Fascism comes home for the holidays

"Star Wars" has always been built on parallels to real-world conflicts. The American Revolution, World War II, Vietnam, and even the War on Terror can all be seen in George Lucas' saga if you look at it from a certain point of view. But the movies themselves are too fast-paced, fantastical, and full of space wizards with laser swords to ever get too down about Earth Wars while you're watching "Star Wars."

It might be surprising, then, to take a long look at "The Star Wars Holiday Special" and realize just how real the stakes can get. From the street-level look at how governments clamp down on subversive activity to the scene of stormtroopers tearing apart a child's bedroom in search of hidden rebels, the Empire has frankly never felt more like actual Nazis than they do here.
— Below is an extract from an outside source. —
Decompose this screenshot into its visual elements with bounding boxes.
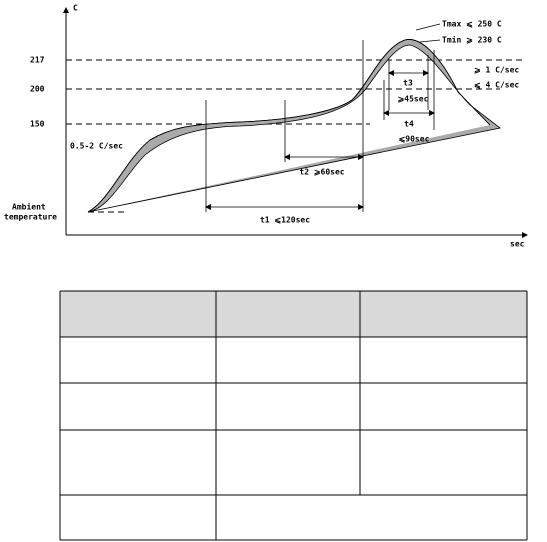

The special's focus on the domestic lives of civilians — civilians attempting to prepare for a joyous holiday under the looming shadow of encroaching fascism — brings home the heroism of the Rebellion and the horrors they're fighting in the most disturbing way possible.

What is Life Day, anyway?

As "The Star Wars Holiday Special" approaches its climax (such as it is) when Chewie arrives home with Han, who trips a stormtrooper to death off the family porch in the silliest bit of self-defense ever seen in any war movie or holiday special. Reunited with his family at last, Chewbacca begins preparations for Life Day. Apparently, this involves everyone putting on red robes, grabbing some orbs, marching into a large open space and... standing there?

Oh, also, Princess Leia sings a song — a Life Day carol titled "A Day to Celebrate," which just so happens to be set to the tune of John Williams' "Star Wars" main title theme. That's right: every time you hear that stirring anthem that symbolizes all of "Star Wars," that towering giant of film history and American culture, know that in-universe, it is to Luke Skywalker what "Ding Dong Merrily on High" is to you.

But, like, what even is Life Day? In the intro to her song, Leia mentions "the promise of the Tree of Life," which has never been mentioned before, but is presumably the extremely big tree near which they're all standing. She name-drops harmony, joy, and courage, all in a vague, nondenominational sort of verbal snow globe. We then see a montage of scenes from "Star Wars" as all the characters apparently stand around and remember how rad "Star Wars" is. Maybe that's the true meaning of Life Day: "Star Wars" is rad as hell.

The inescapable '70s energy of The Star Wars Holiday Special

Despite the fact that The Star Wars Holiday Special has very little to do with Star Wars or holidays, it does have a certain festive warmth about it. There's an indefinable quality about these two hours that puts one in the mind of cozy, shag-carpeted dens, with loved ones gathered around the glow of a cathode ray tube TV. Even if that bears no resemblance to your own childhood holidays, you feel it. It somehow reminds you of Star Wars and holidays, even if it's neither.

That's really the secret power of The Star Wars Holiday Special. It's not really Star Wars as we know it, but it's a fascinating artifact of a time when Star Wars could be anything. In our modern age of "Special Edition" revisions, debates over the various levels of canon, and toxic discourse giving fandom a bad name, isn't there something wholesome about this cheesy '70s variety show boldly taking George Lucas' mythology into kitschy, cozy, ugly sweater territory, without concern for the state of the franchise or the value of the brand?

Star Wars is timeless, with its remixing of ancient myth and legend having now been passed down through generations, with no end in sight. That makes the holiday special... well, special, as it is so very '70s. Where else can you find R2-D2 existing alongside Jefferson Starship as themselves (performing a song which absolutely slaps, by the way)? It's unique. It's surprising. Whether you find it disturbing or wonderful is up to you.

Except for the elder Wookiee lust. No one should be into that.